Seperti dijelaskan oleh IEA (2023), kebutuhan penyimpanan energi diperkirakan akan meningkat lebih dari tiga kali lipat pada tahun 2040. Hal ini menuntut adanya inovasi dalam pengembangan baterai, khususnya yang memanfaatkan material alternatif yang lebih berkelanjutan.
Pemanfaatan limbah biomassa sebagai material baterai menawarkan solusi yang menjanjikan terhadap tantangan tersebut. Biomassa, yang sebelumnya dianggap sebagai limbah, ternyata dapat diolah menjadi karbon aktif berpori dengan performa tinggi sebagai material elektroda.
Manfaat dari pemanfaatan limbah biomassa antara lain:
- Mengurangi limbah organik dan pencemaran lingkungan.
- Menggantikan bahan baku impor dengan sumber lokal yang melimpah.
- Menurunkan biaya produksi baterai secara signifikan.
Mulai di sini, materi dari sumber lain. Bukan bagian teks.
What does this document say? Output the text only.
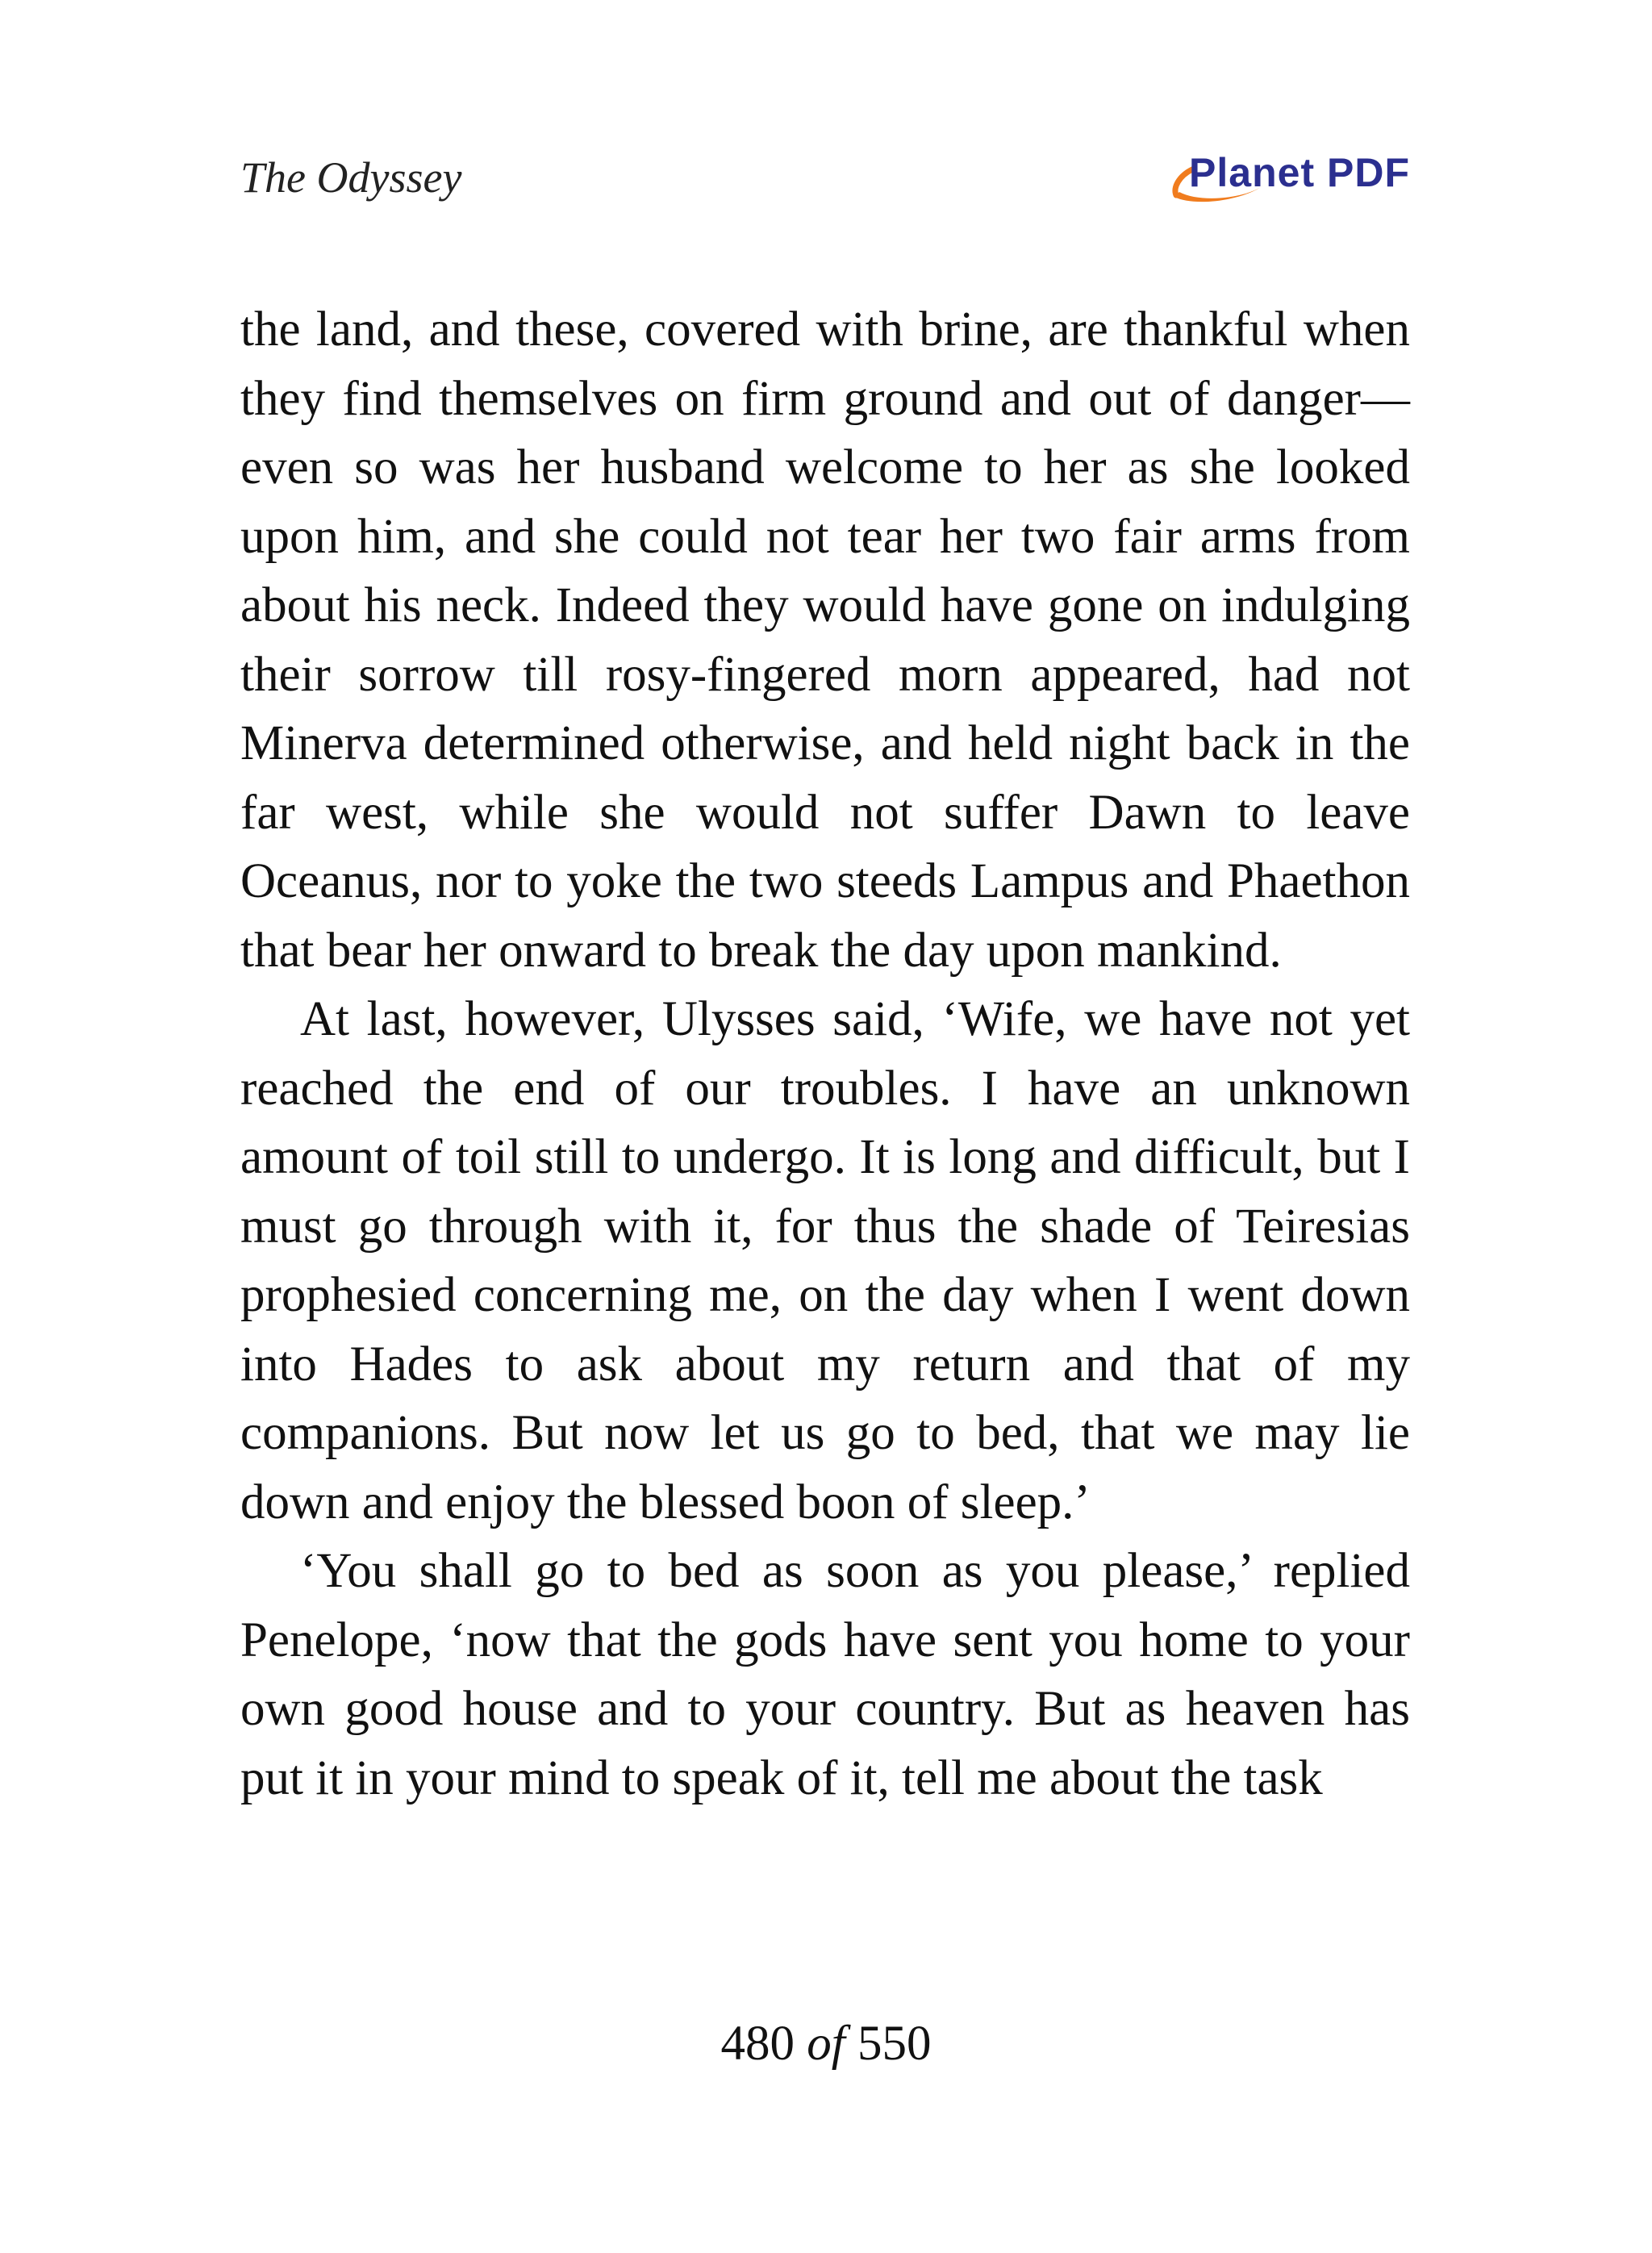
The Odyssey	Planet PDF

the land, and these, covered with brine, are thankful when they find themselves on firm ground and out of danger— even so was her husband welcome to her as she looked upon him, and she could not tear her two fair arms from about his neck. Indeed they would have gone on indulging their sorrow till rosy-fingered morn appeared, had not Minerva determined otherwise, and held night back in the far west, while she would not suffer Dawn to leave Oceanus, nor to yoke the two steeds Lampus and Phaethon that bear her onward to break the day upon mankind.

At last, however, Ulysses said, ‘Wife, we have not yet reached the end of our troubles. I have an unknown amount of toil still to undergo. It is long and difficult, but I must go through with it, for thus the shade of Teiresias prophesied concerning me, on the day when I went down into Hades to ask about my return and that of my companions. But now let us go to bed, that we may lie down and enjoy the blessed boon of sleep.’

‘You shall go to bed as soon as you please,’ replied Penelope, ‘now that the gods have sent you home to your own good house and to your country. But as heaven has put it in your mind to speak of it, tell me about the task

480 of 550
Tantangan dalam Pengembangan
Meskipun menjanjikan, ada beberapa hambatan yang perlu diatasi untuk menjadikan
baterai biomassa sebagai solusi komersial.
Tantangan teknis:
- Proses aktivasi karbon yang efisien dan ramah lingkungan.
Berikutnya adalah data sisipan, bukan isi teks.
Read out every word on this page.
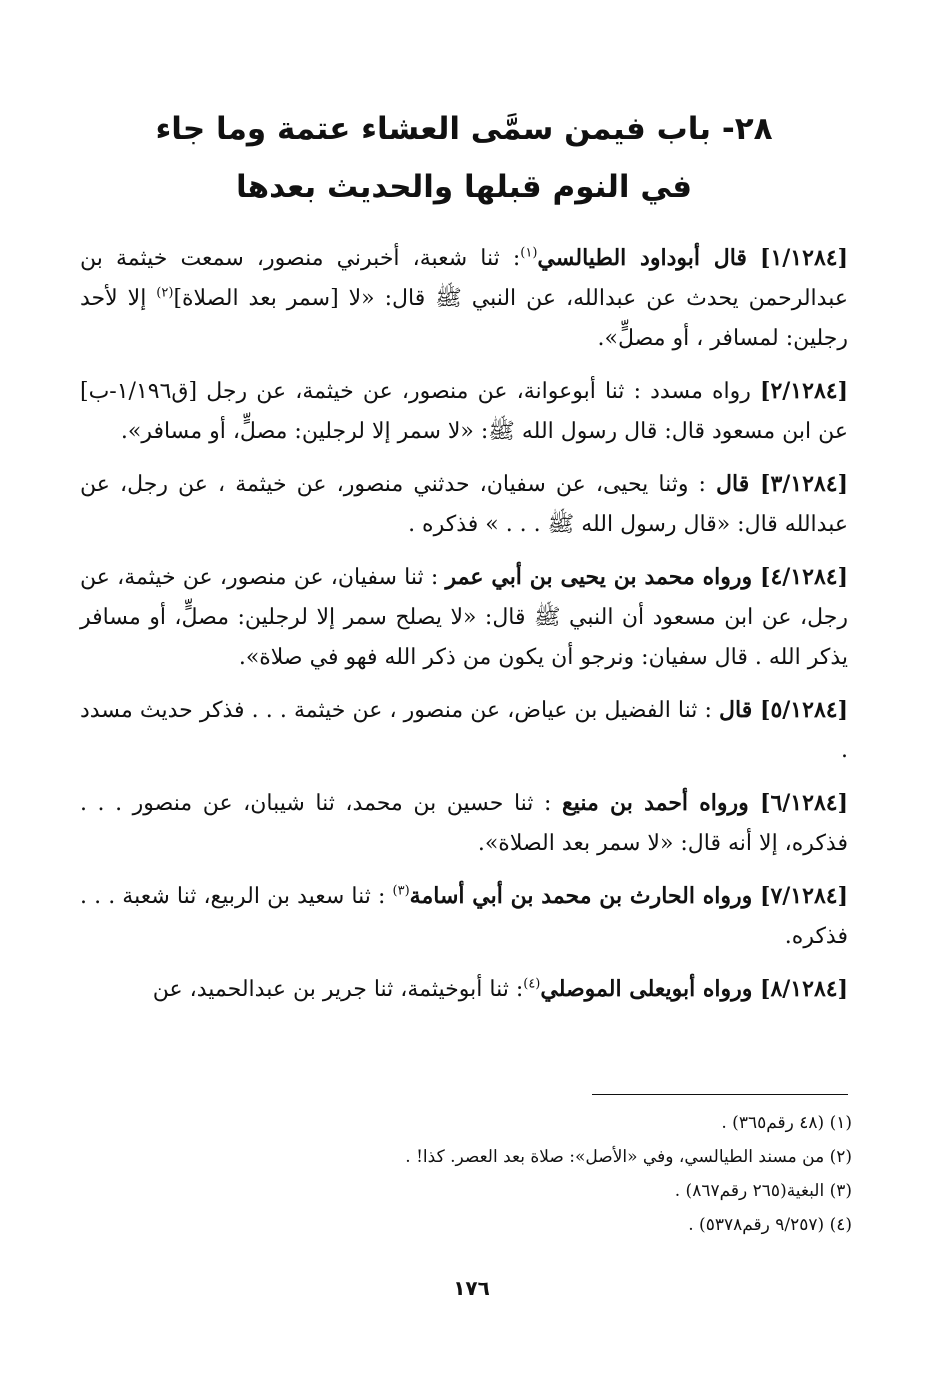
٢٨- باب فيمن سمَّى العشاء عتمة وما جاء
في النوم قبلها والحديث بعدها

[١/١٢٨٤] قال أبوداود الطيالسي$^{(١)}$: ثنا شعبة، أخبرني منصور، سمعت خيثمة بن عبدالرحمن يحدث عن عبدالله، عن النبي ﷺ قال: «لا [سمر بعد الصلاة]$^{(٢)}$ إلا لأحد رجلين: لمسافر ، أو مصلٍّ».

[٢/١٢٨٤] رواه مسدد : ثنا أبوعوانة، عن منصور، عن خيثمة، عن رجل [ق١/١٩٦-ب] عن ابن مسعود قال: قال رسول الله ﷺ: «لا سمر إلا لرجلين: مصلٍّ، أو مسافر».

[٣/١٢٨٤] قال : وثنا يحيى، عن سفيان، حدثني منصور، عن خيثمة ، عن رجل، عن عبدالله قال: «قال رسول الله ﷺ . . . » فذكره .

[٤/١٢٨٤] ورواه محمد بن يحيى بن أبي عمر : ثنا سفيان، عن منصور، عن خيثمة، عن رجل، عن ابن مسعود أن النبي ﷺ قال: «لا يصلح سمر إلا لرجلين: مصلٍّ، أو مسافر يذكر الله . قال سفيان: ونرجو أن يكون من ذكر الله فهو في صلاة».

[٥/١٢٨٤] قال : ثنا الفضيل بن عياض، عن منصور ، عن خيثمة . . . فذكر حديث مسدد .

[٦/١٢٨٤] ورواه أحمد بن منيع : ثنا حسين بن محمد، ثنا شيبان، عن منصور . . . فذكره، إلا أنه قال: «لا سمر بعد الصلاة».

[٧/١٢٨٤] ورواه الحارث بن محمد بن أبي أسامة$^{(٣)}$ : ثنا سعيد بن الربيع، ثنا شعبة . . . فذكره.

[٨/١٢٨٤] ورواه أبويعلى الموصلي$^{(٤)}$: ثنا أبوخيثمة، ثنا جرير بن عبدالحميد، عن

(١) (٤٨ رقم٣٦٥) .
(٢) من مسند الطيالسي، وفي «الأصل»: صلاة بعد العصر. كذا! .
(٣) البغية(٢٦٥ رقم٨٦٧) .
(٤) (٩/٢٥٧ رقم٥٣٧٨) .
١٧٦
- Variasi komposisi biomassa dari daerah yang berbeda.
- Optimalisasi luas permukaan dan pori untuk meningkatkan kapasitas penyimpanan.
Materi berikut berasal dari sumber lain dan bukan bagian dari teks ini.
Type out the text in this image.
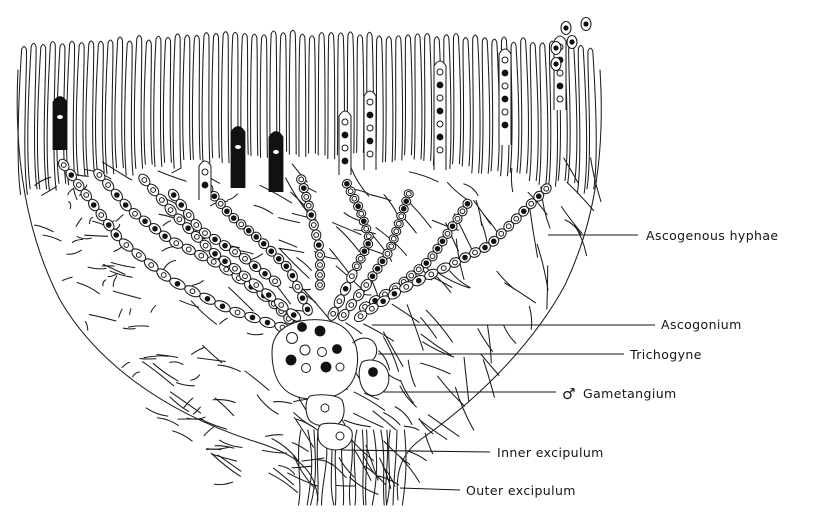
Ascogenous hyphae
Ascogonium
Trichogyne
♂ Gametangium
Inner excipulum
Outer excipulum
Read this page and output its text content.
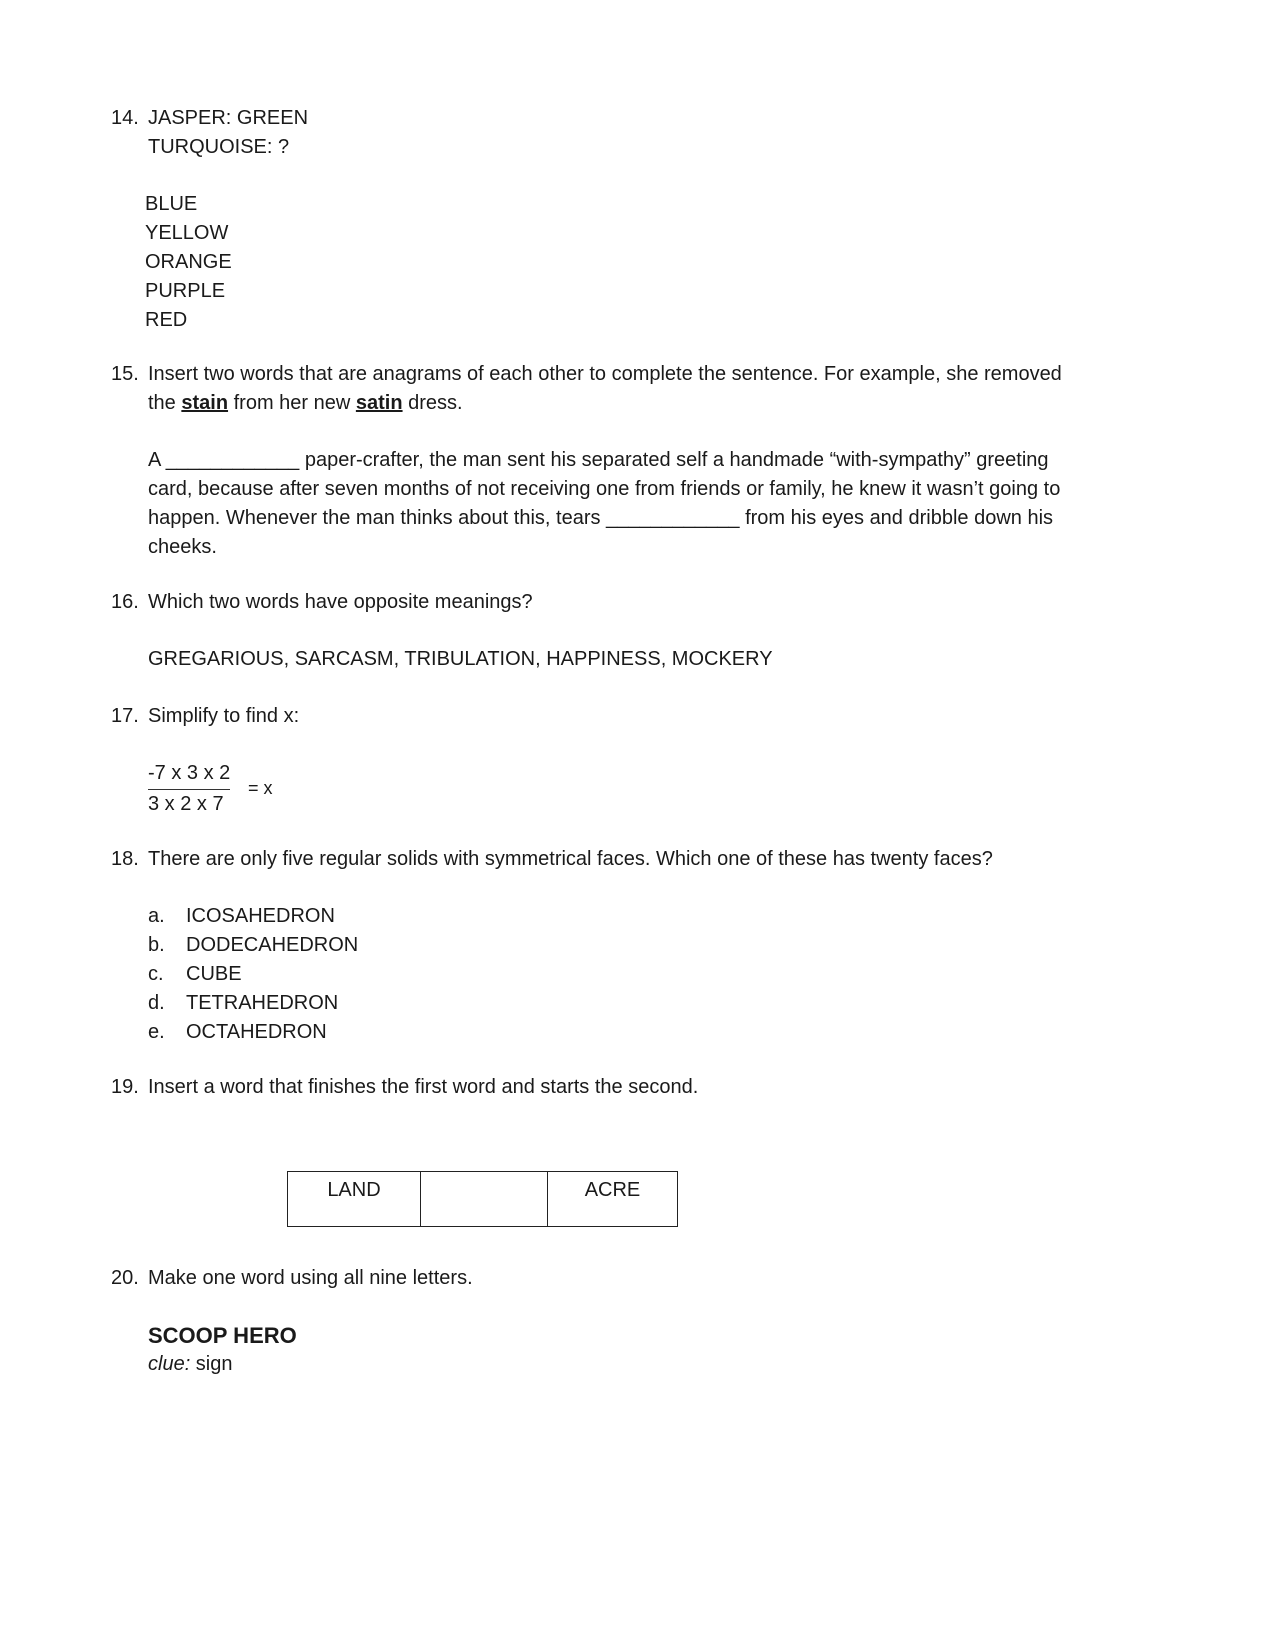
14. JASPER: GREEN
TURQUOISE: ?
BLUE
YELLOW
ORANGE
PURPLE
RED
15. Insert two words that are anagrams of each other to complete the sentence. For example, she removed
the stain from her new satin dress.
A ____________ paper-crafter, the man sent his separated self a handmade “with-sympathy” greeting
card, because after seven months of not receiving one from friends or family, he knew it wasn’t going to
happen. Whenever the man thinks about this, tears ____________ from his eyes and dribble down his
cheeks.
16. Which two words have opposite meanings?
GREGARIOUS, SARCASM, TRIBULATION, HAPPINESS, MOCKERY
17. Simplify to find x:
-7 x 3 x 2
3 x 2 x 7
= x
18. There are only five regular solids with symmetrical faces. Which one of these has twenty faces?
a. ICOSAHEDRON
b. DODECAHEDRON
c. CUBE
d. TETRAHEDRON
e. OCTAHEDRON
19. Insert a word that finishes the first word and starts the second.
LAND		ACRE
20. Make one word using all nine letters.
SCOOP HERO
clue: sign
Tantangan produksi dan pasar:
- Skala industri pengolahan karbon aktif dari biomassa masih terbatas.
- Diperlukan standarisasi kualitas produk akhir.
- Kurangnya regulasi yang mendukung komersialisasi material baterai lokal.
Masa Depan Energi dan Baterai dari Biomassa
Inovasi berbasis biomassa memiliki potensi besar membentuk masa depan energi berkelanjutan, khususnya di negara agraris seperti Indonesia:
- Sumber karbon aktif berkelanjutan
Tempurung kelapa dan sekam padi dapat dimanfaatkan terus-menerus tanpa merusak
ekosistem, menjadikannya sumber bahan baku jangka panjang. - Solusi untuk energi terdesentralisasi
Dengan teknologi baterai dari biomassa, desa-desa terpencil dapat memiliki akses
terhadap sistem penyimpanan energi lokal untuk listrik dari energi surya atau
mikrohidro. - Mendukung circular economy
Pemanfaatan limbah menjadi produk bernilai tinggi sejalan dengan prinsip ekonomi
sirkular, mengurangi limbah dan menciptakan nilai ekonomi baru. - Katalis inovasi material
Biomassa membuka peluang riset untuk mengembangkan material hibrida baru,
seperti karbon-doped metal oxides atau komposit karbon-natrium, guna meningkatkan
performa baterai.
Referensi:
- Zhang, Y., Liu, Q., Wang, J., et al. (2021). Biomass-derived porous carbon materials for electrochemical energy storage. Energy Storage Materials, 36, 56–77.
- IEA (2023). World Energy Outlook 2023. International Energy Agency.
- Chen, W., et al. (2020). Green synthesis of carbon materials from biomass for energy storage applications. Carbon, 158, 26–45.